- Born: April 5, 1972 (age 52)
- Parents: Dick Enberg (father); Jeri Taylor (mother);

= Alexander Enberg =

American actor (born 1972)

Alexander Enberg (born April 5, 1972) is an American actor. He is sometimes credited as Alex Enberg.

==Biography==
Enberg is the son of television screenwriter and producer Jeri Taylor and sportscaster Dick Enberg.

==Career==
===Actor===
Enberg has played young Vulcan engineers on two Star Trek series: Taurik on Star Trek: The Next Generation (TNG) and Vorik on Star Trek: Voyager. He also played the reporter on the TNG episode "Time's Arrow", and the non-canon Crewman Austin Chang in Star Trek: Voyager – Elite Force and Star Trek: Elite Force II. He guest starred in the episode "I’ve Got A Crush On You" of Lois & Clark.

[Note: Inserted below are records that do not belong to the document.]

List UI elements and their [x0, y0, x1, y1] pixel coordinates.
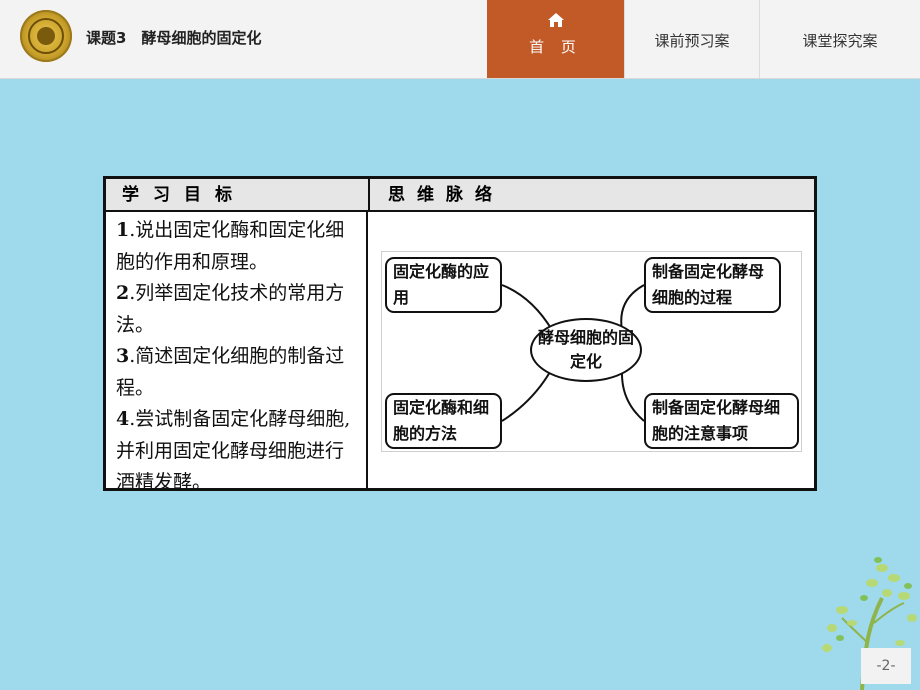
objectives-table: 学习目标 思维脉络 1.说出固定化酶和固定化细胞的作用和原理。 2.列举固定化技… [103, 176, 817, 493]
home-icon [547, 13, 564, 27]
thinking-map-header: 思维脉络 [368, 179, 814, 212]
node-center-topic: 酵母细胞的固定化 [530, 318, 642, 382]
top-bar: 课题3 酵母细胞的固定化 首 页 课前预习案 课堂探究案 [0, 0, 920, 79]
node-preparation-process: 制备固定化酵母细胞的过程 [644, 257, 781, 313]
tab-class-inquiry[interactable]: 课堂探究案 [759, 0, 920, 78]
page-number: -2- [861, 648, 911, 684]
tab-preview[interactable]: 课前预习案 [624, 0, 759, 78]
school-logo [20, 10, 72, 62]
lesson-title: 课题3 酵母细胞的固定化 [86, 29, 262, 47]
learning-objectives-header: 学习目标 [106, 179, 368, 212]
objective-item: 2.列举固定化技术的常用方法。 [116, 282, 345, 336]
node-precautions: 制备固定化酵母细胞的注意事项 [644, 393, 799, 449]
node-immobilization-methods: 固定化酶和细胞的方法 [385, 393, 502, 449]
objectives-list: 1.说出固定化酶和固定化细胞的作用和原理。 2.列举固定化技术的常用方法。 3.… [116, 215, 362, 499]
home-button[interactable]: 首 页 [487, 0, 624, 78]
mind-map: 固定化酶的应用 制备固定化酵母细胞的过程 固定化酶和细胞的方法 制备固定化酵母细… [381, 251, 802, 452]
home-label: 首 页 [529, 38, 582, 56]
objective-item: 4.尝试制备固定化酵母细胞,并利用固定化酵母细胞进行酒精发酵。 [116, 408, 351, 493]
node-enzyme-application: 固定化酶的应用 [385, 257, 502, 313]
objective-item: 3.简述固定化细胞的制备过程。 [116, 345, 345, 399]
column-divider [366, 212, 368, 488]
objective-item: 1.说出固定化酶和固定化细胞的作用和原理。 [116, 219, 345, 273]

In 2007, Enberg played the role of Jason, the crazy theater director, in the independent feature film, Never Say Macbeth.

===Special effects designer===
In 2006, Enberg designed the special effects for a short film, Fartman: Caught in a Tight Ass, which aired on Howard TV, Howard Stern's iN Demand Cable Channel, and can now be seen on Atom Films.

In 2007, Enberg also designed the special effects for Never Say Macbeth.